Нож с глухим ударом воткнулся в затылок пацана. Голова мотнулась вперёд, он потерял равновесие, в раскоряку пробежал ещё несколько метров, и, выставив перед собой руки, рухнул на асфальт.
Но пацан явно был не из тех, кто привык сдаваться, так что пополз вперед. Рукоять ножа торчала из его башки словно плавник акулы…

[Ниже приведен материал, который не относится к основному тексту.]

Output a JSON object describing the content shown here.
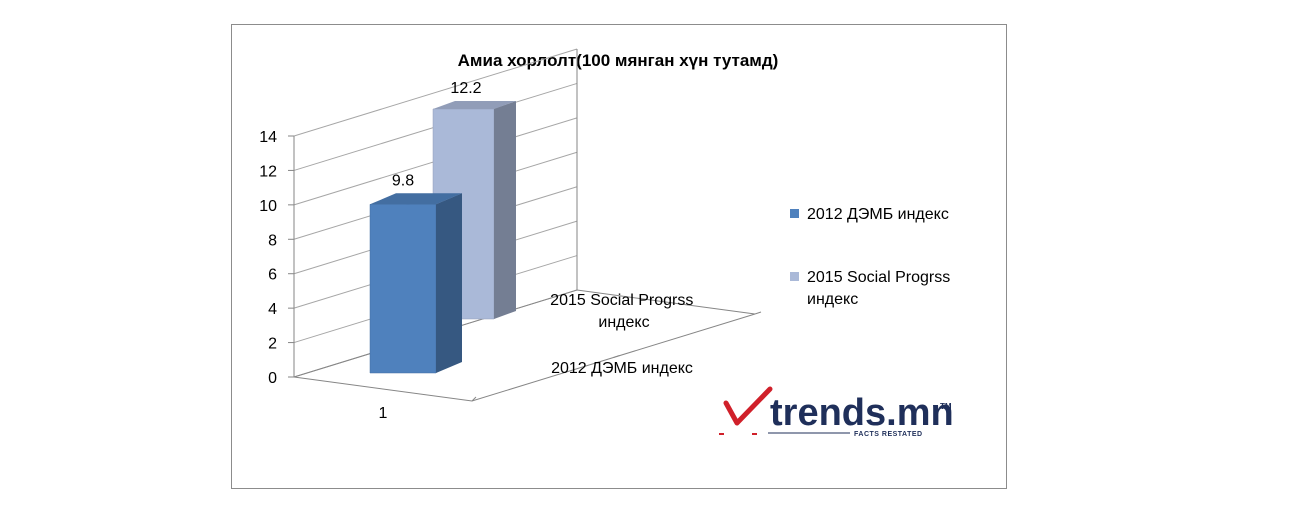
{
  "chart_data": {
    "type": "bar",
    "title": "Амиа хорлолт(100 мянган хүн тутамд)",
    "categories": [
      "1"
    ],
    "depth_categories": [
      "2012 ДЭМБ индекс",
      "2015 Social Progrss индекс"
    ],
    "series": [
      {
        "name": "2012 ДЭМБ индекс",
        "values": [
          9.8
        ],
        "color": "#4f81bd",
        "label": "9.8"
      },
      {
        "name": "2015 Social Progrss индекс",
        "values": [
          12.2
        ],
        "color": "#aab9d8",
        "label": "12.2"
      }
    ],
    "y_ticks": [
      "0",
      "2",
      "4",
      "6",
      "8",
      "10",
      "12",
      "14"
    ],
    "ylim": [
      0,
      14
    ],
    "grid": true,
    "legend_position": "right",
    "three_d": true
  },
  "logo": {
    "text": "trends.mn",
    "trademark": "TM",
    "tagline": "FACTS RESTATED",
    "check_color": "#d0202a",
    "text_color": "#1f2f5a"
  }
}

Я пустился в погоню… То есть неспешно побрел следом, потому что полз пацан, не сильно усердствуя: видимо, сохранял силы на то, чтобы мужественно не обосраться после того, как я его убью.
Пиздюк прополз уже больше двадцати метров и судя по всему был полон решимости доползти-таки до деревни и ударить в тревожный колокол, так что мне пришлось вмешаться. Я наступил ему на спину, придавив к земле.
– Прости пацан, но жизнь мужчины состоит не из одних лишь побед…
Я оценивающе посмотрел на пистолет, зажатый в моей руке. Вынул магазин. Полный. Вынул пороховой-кейс. Тоже полный. Задумался…
Нет… Ну его нахуй… Второй раз я рисковать жизнью не стану…
Ухватившись за ствол, я склонился над пацаном и нанес несколько десятков ударов тяжелойстальной рукоятью в область виска, размозживбедолаге череп.
Убедившись, что пацан точно умер, – для этого я вырвал нож из его затылка и "контрольно" перерезал горло, – взял его за руки и спешно, пока кто-нибудь ещё не поебашил по дороге и не спалил моё преступление, поволок прочь с дороги. Протащив тело пару метров, заметил, как его ботинки трутся носами об асфальт. Остановился. Сердце сжалось. Это не дело.
Схватив паренька теперь уже за ноги, я продолжил тащить его к обочине. От мерзкого скрипа его переносицы об асфальт у меня сводило скулы. Но что поделать: лучше так чем попортить нормальные ботинки…
Хотя, может стоило их сразу снять? Да, похуй уже…
Стащив с дороги оба тела и их ружья, – которые оказались незаряженными: патроны хранились у старшого в кармане, – и, спрятав за кустами так, чтобы не было видно с дороги, я принялся расшнуровывать сапоги пиздюка. Переобувшись, я наконец ощутил себя человеком…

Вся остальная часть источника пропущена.